Herzliya, Israel: For Israelis, debates at the United Nations over the Goldstone report and its allegations of war crimes in Gaza go far beyond dry legal argument — their government sees it as a battle for the nation's very survival.
A keynote national security conference this week made clear Israel is considering arming itself with a battery of weapons for a propaganda war against Palestinians and their supporters, who many Israelis fear want to turn the Jewish state into an international pariah reminiscent of apartheid South Africa.
Prime Minister Benjamin Netanyahu last month spoke of a "Goldstone effect" — action by international courts that might crimp Israel's military superiority — and ranked it alongside Iran's nuclear programme and the rocket arsenals of Palestinian and Lebanese freedom fighters among three main threats facing Israel.
Questions raised
"People are questioning whether we should exist," Eyal Arad, a marketing guru and former government adviser, told the annual Herzliya Conference. "We're ... becoming the South Africa of the 21st century. What we need is a global political campaign."
Serving officials assured audiences in seminars entitled "Winning the Battle of the Narrative" that work was in hand to win hearts and minds abroad. Indeed, one revealed the previous government briefed PR advisers on a Gaza war three months before the December 2008 attack that left 1,400 Palestinians dead.
Israel refused to cooperate with judge Richard Goldstone, the UN investigator who faced accusations of anti-Semitism from fellow Jews for saying Israeli troops may have committed war crimes. But under threat of referral to an international court, it has published measures it took against some soldiers
Proposals aired at Herzliya for improving Israel's image abroad ranged from increasing spending sharply on its embassies through grass-roots diplomacy in the form of citizens engaged in internet social networking to full-scale "rebranding".

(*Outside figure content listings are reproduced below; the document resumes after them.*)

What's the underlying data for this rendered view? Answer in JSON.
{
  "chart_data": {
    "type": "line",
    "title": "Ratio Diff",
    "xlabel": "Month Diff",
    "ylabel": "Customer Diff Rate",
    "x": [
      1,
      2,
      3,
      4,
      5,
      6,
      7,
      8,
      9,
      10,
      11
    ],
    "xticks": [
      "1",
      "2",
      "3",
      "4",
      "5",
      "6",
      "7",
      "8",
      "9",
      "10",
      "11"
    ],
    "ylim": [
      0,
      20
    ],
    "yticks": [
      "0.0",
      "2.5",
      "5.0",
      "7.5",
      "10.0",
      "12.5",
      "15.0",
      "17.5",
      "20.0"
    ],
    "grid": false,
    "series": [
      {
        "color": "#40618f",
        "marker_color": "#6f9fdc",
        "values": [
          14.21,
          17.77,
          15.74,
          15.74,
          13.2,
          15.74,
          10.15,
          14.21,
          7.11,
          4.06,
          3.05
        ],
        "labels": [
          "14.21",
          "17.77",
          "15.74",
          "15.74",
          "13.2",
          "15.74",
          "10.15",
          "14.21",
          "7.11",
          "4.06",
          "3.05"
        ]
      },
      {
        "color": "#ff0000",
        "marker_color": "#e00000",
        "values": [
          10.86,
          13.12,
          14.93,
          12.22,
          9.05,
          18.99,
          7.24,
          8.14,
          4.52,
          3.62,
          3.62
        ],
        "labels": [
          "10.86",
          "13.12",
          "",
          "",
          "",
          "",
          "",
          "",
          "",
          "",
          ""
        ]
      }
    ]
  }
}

Former diplomat and advertising man David Admon, writing in the leftish Haaretz newspaper, demanded a "Ministry of Hasbara" to coordinate Israel's message — hasbara, Hebrew for explaining — has long been a common term for Israeli public diplomacy.
Britain, Israeli advocates say, plays a special role as home to major international media, a large Muslim minority and many foreign students. The British government, Prosor said, had shown growing signs it was taking heed of anti-Israel public opinion.
A legal move to have Tzipi Livni, foreign minister during the Gaza war, arrested on a visit to London last year soured relations. Prosor said he was concerned Britain would set an example for anti-Israel campaigns on foreign campuses.